Patent 8549339

Derivative works

Defensive disclosure: derivative variations of each claim designed to render future incremental improvements obvious or non-novel.

Active provider: Google · gemini-2.5-pro

Derivative works

Defensive disclosure: derivative variations of each claim designed to render future incremental improvements obvious or non-novel.

✓ Generated

Here is a comprehensive Defensive Disclosure document generating derivative works from US Patent 8,549,339 to establish prior art against future incremental inventions.
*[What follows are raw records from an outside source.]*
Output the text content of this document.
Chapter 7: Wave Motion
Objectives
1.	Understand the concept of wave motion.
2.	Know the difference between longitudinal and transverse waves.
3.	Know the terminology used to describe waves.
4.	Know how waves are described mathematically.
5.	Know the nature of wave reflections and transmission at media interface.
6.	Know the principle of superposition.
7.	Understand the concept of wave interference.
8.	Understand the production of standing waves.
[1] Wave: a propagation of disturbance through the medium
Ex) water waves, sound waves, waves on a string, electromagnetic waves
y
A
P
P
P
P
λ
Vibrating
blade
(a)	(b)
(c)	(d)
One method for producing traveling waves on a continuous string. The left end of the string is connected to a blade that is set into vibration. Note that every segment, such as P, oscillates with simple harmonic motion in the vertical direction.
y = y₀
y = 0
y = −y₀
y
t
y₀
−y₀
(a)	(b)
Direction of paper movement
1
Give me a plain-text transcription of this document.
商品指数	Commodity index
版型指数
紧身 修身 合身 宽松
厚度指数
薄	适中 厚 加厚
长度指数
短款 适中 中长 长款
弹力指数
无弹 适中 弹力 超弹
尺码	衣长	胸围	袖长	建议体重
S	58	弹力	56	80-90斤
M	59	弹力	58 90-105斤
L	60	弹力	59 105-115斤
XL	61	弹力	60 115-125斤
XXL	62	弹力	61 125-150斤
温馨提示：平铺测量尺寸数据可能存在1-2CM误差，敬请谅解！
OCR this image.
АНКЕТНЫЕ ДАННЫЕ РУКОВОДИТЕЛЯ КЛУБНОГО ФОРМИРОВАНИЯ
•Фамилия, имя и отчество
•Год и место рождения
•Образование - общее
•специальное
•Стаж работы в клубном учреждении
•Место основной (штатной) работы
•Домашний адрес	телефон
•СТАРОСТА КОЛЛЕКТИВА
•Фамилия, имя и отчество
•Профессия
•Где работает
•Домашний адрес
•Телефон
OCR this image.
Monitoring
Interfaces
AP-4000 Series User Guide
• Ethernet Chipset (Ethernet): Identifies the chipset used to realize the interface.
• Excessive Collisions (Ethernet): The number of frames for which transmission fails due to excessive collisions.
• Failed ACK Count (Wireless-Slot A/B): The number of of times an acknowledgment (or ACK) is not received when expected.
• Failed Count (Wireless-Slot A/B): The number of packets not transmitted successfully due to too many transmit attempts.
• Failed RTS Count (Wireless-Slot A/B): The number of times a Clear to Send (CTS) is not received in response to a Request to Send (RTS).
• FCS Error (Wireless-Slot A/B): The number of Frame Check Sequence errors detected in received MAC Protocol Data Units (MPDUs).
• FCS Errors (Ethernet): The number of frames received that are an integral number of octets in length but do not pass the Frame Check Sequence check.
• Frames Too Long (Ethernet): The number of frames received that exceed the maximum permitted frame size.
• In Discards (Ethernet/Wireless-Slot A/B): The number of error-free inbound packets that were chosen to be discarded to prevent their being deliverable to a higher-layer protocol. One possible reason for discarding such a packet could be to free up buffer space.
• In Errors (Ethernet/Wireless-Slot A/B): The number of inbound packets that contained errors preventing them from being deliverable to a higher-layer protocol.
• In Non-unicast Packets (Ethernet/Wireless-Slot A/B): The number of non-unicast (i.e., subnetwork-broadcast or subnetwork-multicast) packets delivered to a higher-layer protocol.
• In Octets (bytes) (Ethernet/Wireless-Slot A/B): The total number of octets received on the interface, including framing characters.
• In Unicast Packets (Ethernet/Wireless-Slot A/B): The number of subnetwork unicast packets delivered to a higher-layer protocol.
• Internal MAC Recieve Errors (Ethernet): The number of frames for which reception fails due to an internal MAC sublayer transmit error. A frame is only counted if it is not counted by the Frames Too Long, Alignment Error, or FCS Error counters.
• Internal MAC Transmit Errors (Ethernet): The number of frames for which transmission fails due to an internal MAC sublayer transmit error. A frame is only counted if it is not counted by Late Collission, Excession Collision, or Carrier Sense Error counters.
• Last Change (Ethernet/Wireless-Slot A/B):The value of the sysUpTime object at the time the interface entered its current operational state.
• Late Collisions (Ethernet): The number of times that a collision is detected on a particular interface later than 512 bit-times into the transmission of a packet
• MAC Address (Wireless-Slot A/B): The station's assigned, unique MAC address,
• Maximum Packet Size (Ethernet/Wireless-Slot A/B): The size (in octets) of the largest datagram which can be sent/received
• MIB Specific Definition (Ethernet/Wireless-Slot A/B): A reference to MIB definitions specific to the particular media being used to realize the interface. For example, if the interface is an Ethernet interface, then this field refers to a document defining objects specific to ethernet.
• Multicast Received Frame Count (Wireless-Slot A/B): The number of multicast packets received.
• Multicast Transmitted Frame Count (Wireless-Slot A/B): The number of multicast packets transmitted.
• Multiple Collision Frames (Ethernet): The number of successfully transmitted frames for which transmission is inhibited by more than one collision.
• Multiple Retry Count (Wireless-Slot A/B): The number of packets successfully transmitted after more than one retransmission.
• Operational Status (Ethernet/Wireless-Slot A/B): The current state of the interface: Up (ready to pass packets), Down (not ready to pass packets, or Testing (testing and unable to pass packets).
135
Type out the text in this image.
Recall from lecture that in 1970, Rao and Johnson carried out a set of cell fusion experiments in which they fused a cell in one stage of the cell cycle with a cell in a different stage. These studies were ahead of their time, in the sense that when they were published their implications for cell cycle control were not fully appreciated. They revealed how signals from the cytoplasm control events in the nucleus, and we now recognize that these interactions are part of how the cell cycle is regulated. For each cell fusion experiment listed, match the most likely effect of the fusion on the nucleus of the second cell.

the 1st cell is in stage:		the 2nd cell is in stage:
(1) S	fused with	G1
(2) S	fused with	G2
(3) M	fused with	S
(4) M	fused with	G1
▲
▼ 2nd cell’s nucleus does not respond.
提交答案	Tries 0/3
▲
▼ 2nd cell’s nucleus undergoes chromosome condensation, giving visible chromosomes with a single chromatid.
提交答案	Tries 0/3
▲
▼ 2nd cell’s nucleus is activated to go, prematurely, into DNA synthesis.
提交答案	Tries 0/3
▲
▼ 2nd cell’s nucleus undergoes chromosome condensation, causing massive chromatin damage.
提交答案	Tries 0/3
Defensive Disclosure: Derivative Architectures and Methods for Heterogeneous Multi-Core Processors

Publication Date: May 13, 2026
Reference Patent: US 8549339 B2

This document discloses novel variations, applications, and integrations of the core technologies described in US Patent 8549339. The purpose of this disclosure is to place these derivative concepts into the public domain, thereby rendering them obvious or non-novel for the purposes of future patent prosecution.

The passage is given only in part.